Can you please share your backup strategies for linux? I’m curious to know what tools you use and why?How do you automate/schedule backups? Which files/folders you back up? What is your prefered hardware/cloud storage and how do you manage storage space?
Scuse the cut and paste, but this is something I recently thought quite hard about and blogged, so stealing my own content:
What to back up? This is a core question to ask when you start planning. I think it’s quite simply answered by asking the secondary question: “Can I get the data again?” Don’t back up stuff you downloaded from the public internet unless it’s particularly rare. No TV, no Movies, no software installers. Don’t hoard data you can replace. Do back up stuff you’ve personally created and that doesn’t exist elsewhere, or stuff that would cause you a lot of effort or upset if it wasn’t available. Letters you’ve written, pictures you’ve taken, code you authored, configurations and systems that took you a lot of time to set up and fine tune.
If you want to be able to restore a full system, that’s something else and generally dealt best with imaging – I’m talking about individual file backups here!
Backup Scenario Multiple household computers. Home linux servers. Many services running natively and in docker. A couple of windows computers.
Daily backups Once a day, automate backups of your important files.
On my linux machines, that’s things like some directories like /etc, /root, /docker-data, some shared files.
On my windows machines, then that’s some mapping data, word documents, pictures, geocaching files, generated backups and so on.

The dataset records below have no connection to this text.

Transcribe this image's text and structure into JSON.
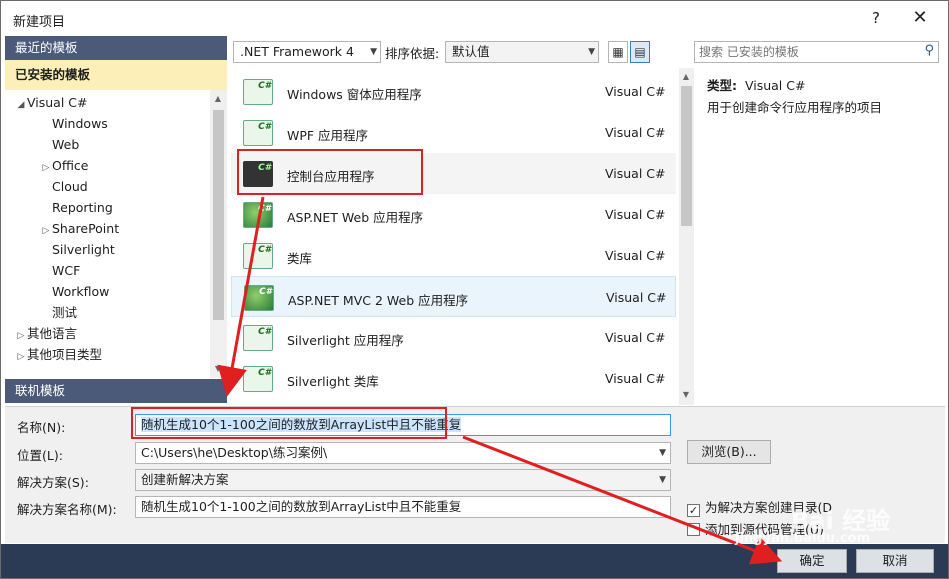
{
  "window": {
    "title": "新建项目",
    "help_label": "?",
    "close_label": "✕"
  },
  "left_panel": {
    "recent_label": "最近的模板",
    "installed_label": "已安装的模板",
    "online_label": "联机模板",
    "tree": [
      {
        "label": "Visual C#",
        "level": 0,
        "arrow": "◢"
      },
      {
        "label": "Windows",
        "level": 1,
        "arrow": ""
      },
      {
        "label": "Web",
        "level": 1,
        "arrow": ""
      },
      {
        "label": "Office",
        "level": 1,
        "arrow": "▷"
      },
      {
        "label": "Cloud",
        "level": 1,
        "arrow": ""
      },
      {
        "label": "Reporting",
        "level": 1,
        "arrow": ""
      },
      {
        "label": "SharePoint",
        "level": 1,
        "arrow": "▷"
      },
      {
        "label": "Silverlight",
        "level": 1,
        "arrow": ""
      },
      {
        "label": "WCF",
        "level": 1,
        "arrow": ""
      },
      {
        "label": "Workflow",
        "level": 1,
        "arrow": ""
      },
      {
        "label": "测试",
        "level": 1,
        "arrow": ""
      },
      {
        "label": "其他语言",
        "level": 0,
        "arrow": "▷"
      },
      {
        "label": "其他项目类型",
        "level": 0,
        "arrow": "▷"
      }
    ]
  },
  "toolbar": {
    "framework": ".NET Framework 4",
    "sort_label": "排序依据:",
    "sort_value": "默认值"
  },
  "templates": [
    {
      "name": "Windows 窗体应用程序",
      "lang": "Visual C#",
      "icon": "winforms-icon"
    },
    {
      "name": "WPF 应用程序",
      "lang": "Visual C#",
      "icon": "wpf-icon"
    },
    {
      "name": "控制台应用程序",
      "lang": "Visual C#",
      "icon": "console-icon"
    },
    {
      "name": "ASP.NET Web 应用程序",
      "lang": "Visual C#",
      "icon": "aspnet-icon"
    },
    {
      "name": "类库",
      "lang": "Visual C#",
      "icon": "class-library-icon"
    },
    {
      "name": "ASP.NET MVC 2 Web 应用程序",
      "lang": "Visual C#",
      "icon": "aspnet-mvc-icon"
    },
    {
      "name": "Silverlight 应用程序",
      "lang": "Visual C#",
      "icon": "silverlight-icon"
    },
    {
      "name": "Silverlight 类库",
      "lang": "Visual C#",
      "icon": "silverlight-library-icon"
    }
  ],
  "search": {
    "placeholder": "搜索 已安装的模板"
  },
  "details": {
    "type_label": "类型:",
    "type_value": "Visual C#",
    "description": "用于创建命令行应用程序的项目"
  },
  "form": {
    "name_label": "名称(N):",
    "name_value": "随机生成10个1-100之间的数放到ArrayList中且不能重复",
    "location_label": "位置(L):",
    "location_value": "C:\\Users\\he\\Desktop\\练习案例\\",
    "solution_label": "解决方案(S):",
    "solution_value": "创建新解决方案",
    "solution_name_label": "解决方案名称(M):",
    "solution_name_value": "随机生成10个1-100之间的数放到ArrayList中且不能重复",
    "browse_label": "浏览(B)...",
    "create_dir_label": "为解决方案创建目录(D",
    "create_dir_checked": true,
    "add_source_label": "添加到源代码管理(U)",
    "add_source_checked": false,
    "ok_label": "确定",
    "cancel_label": "取消"
  },
  "watermark": {
    "brand": "Bai 经验",
    "url": "jingyan.baidu.com"
  },
  "colors": {
    "section_header": "#4a5a78",
    "selected_section": "#fcf0b8",
    "highlight_red": "#e02020",
    "footer": "#2b3a55"
  }
}
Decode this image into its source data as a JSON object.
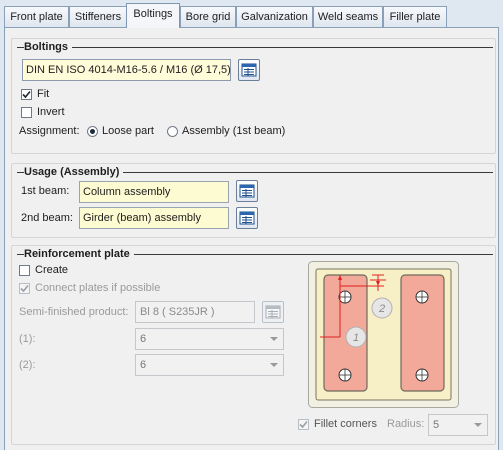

You work out the files and get an idea of how much space you need to set aside.
Then, with automated methods, have these files copied or zipped up to a common directory on an always-available server. Let’s call that /backup.
These should be versioned, so that older ones get expired automatically. You can do that with bash scripts, or automated backup software (I use backup-manager for local machines, and backuppc or robocopy for windows ones)
How many copies you keep depends on your preferences – 3 is a sound number, but choose what you want and what disk space you have. More than 1 is a good idea since you may not notice the next day if something is missing or broken.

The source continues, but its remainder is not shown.